Estamos na sala de estar, na casa que fora dos seus bisavós. E começa a descrever todos os cantos da casa museu: Aqui é a sala de todas as lembranças, quadros oferecidos pelos seus admiradores, aqui recebia os seus mais directos amigos, como Antero de Quental, Camilo Castelo Branco, Manuel Teixeira Gomes, Teófilo de Braga. Os republicanos, Gente do Povo, muitos operários que vinham aprender a ler. A minha avó continuou nessa atitude pedagógica, em nome do seu marido, após a sua morte.
Fomos ao quarto, onde o poeta faleceu. Aqui recebeu o meu Avô, o rei D. Carlos. E aqui sofreu pelas ofensas da Câmara dos deputados, do governo, em recusarem a sua Cartilha Maternal em ser aceite nas escolas. Sinto-me incomodada em falar na afronta que fizeram ao meu Avô. Sabe, deve saber a percentagem de analfabetos de portugueses, nesse fim de século. Por fim a neta do poeta levou os rapazes a filmarem o quarto do poeta, em todas informações, o dia da morte !
Fomos até à igreja vizinha, a Basílica da Estrela, onde o poeta saiu para o cemitério dos Prazeres, mas o Povo de Lisboa, os estudantes de Portugal, levaram o corpo mortal do educador rejeitado para o caminho dos Jerónimos, numa multidão da inteira Lisboa.
O Educador, apesar de ter funeral nacional, decretado pelo primeiro ministro, Hintze Ribeiro, só seria reconhecido como pedagogo da sua Cartilha, com a implantação da república.
Consultando os documentos publicados na época, para que a Cartilha fosse considerada como método do ensino escolar, há inúmeros, homens e mulheres que deixaram os testemunhos preciosos, tantos nacionais, como estrangeiros: “ A Instrução do Povo”, documento apresentado à Câmara dos Deputados, representação à Câmara dos senhores deputados, publicado no Diário do Governo, n.º 163, de 26 de Julho de 1897. Mas nada demoveu as autoridades do país mais atrasado da europa.

O POETA. Temos o homem que escreveu os mais belos sonetos, depois de Camões, Ficou apertado entre o romantismo e o realismo.

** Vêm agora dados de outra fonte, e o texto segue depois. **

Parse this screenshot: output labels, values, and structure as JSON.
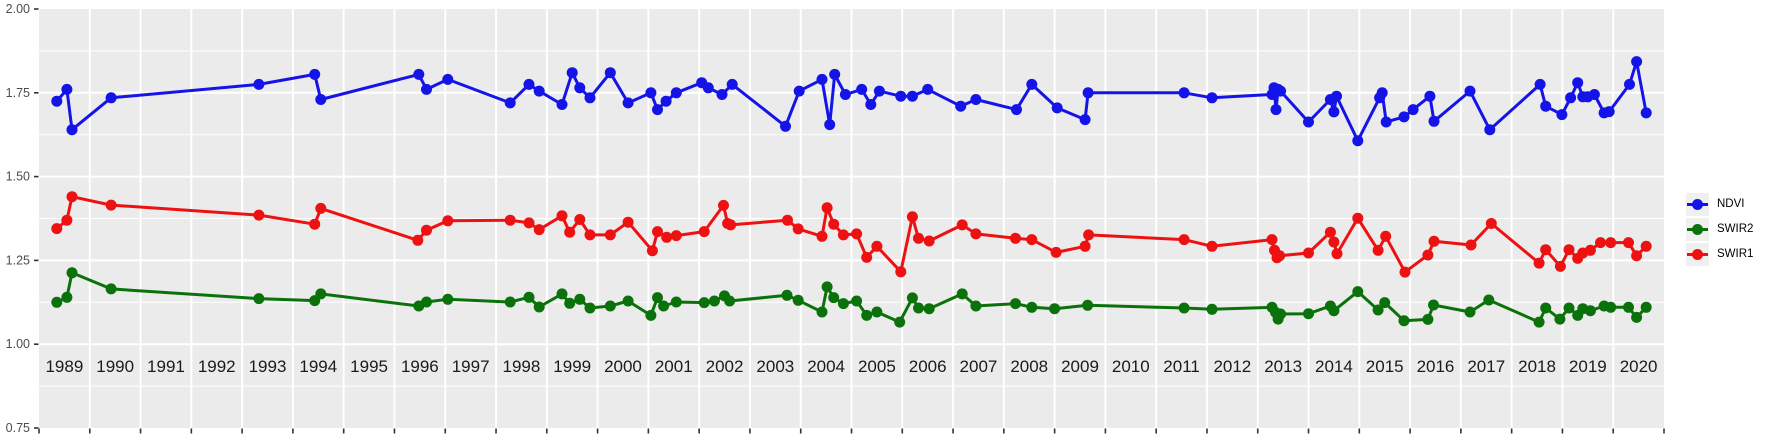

O seu “Campo de Flores”, reeditado em 2002, num total de 221 páginas. É um livro à descoberta. Poesias líricas, Odes, Elegias, Idílios, Dísticos, Cânticos, Fábulas, Sátiras e Epigramas, etc…etc..
João de Deus, o poeta de toda a pluralidade, tem uma sátira, publicada no último quartel do século XIX:“EL-REI – Chegou do Vidago”, numa relação antecipada aos “Vampiros” de José Afonso, meados do século XX.

MESSINES – O poeta nasceu em S. Bartolomeu de Messines, a 8 de Março de 1830. É certo que há uma certa simbologia, com o padroeiro dos hospitalares, S. João de Deus. Mas não haverá uma ligação ao João de Deus, nascido em Silves, que foi figura da igreja, no século XIII, chegando à hierarquia católica, como Arcediaco da Sé de Lisboa? Mera hipótese.
No tempo do nascimento do ilustre Messinense, o reino vivia em guerra e guerrilha. A guerra dos reais irmãos, Pedro e Miguel, em que os pequenos defendiam os interesses dos grandes. O menino João como reza a estória, teria nascido na casa de gente pobre, no largo que separa as ruas da Estalagem/e Mina. Com a guerra, o pai, de ferreiro passou a comerciante. Foi um homem de sonhos para os filhos, naturalmente,,, Seria, certamente, um pai de “Statu Quo”. Dois dos filhos, mais velhos foram padres, sendo esse o projeto de continuidade para o rapaz João. Mas o homem põe e dispõe. João renunciou. Como nos informa o seu jovem amigo, que o visitava, em Lisboa, Manuel Teixeira Gomes, no seu livro “Inventário de Junho” , que o prior da terra se queixava do menino João lhe namorara a afilhada….
O Messinense que tem no país, o seu nome nas ruas de Portugal, deve, como já foi, ser figura do Concelho, festejado em feriado municipal.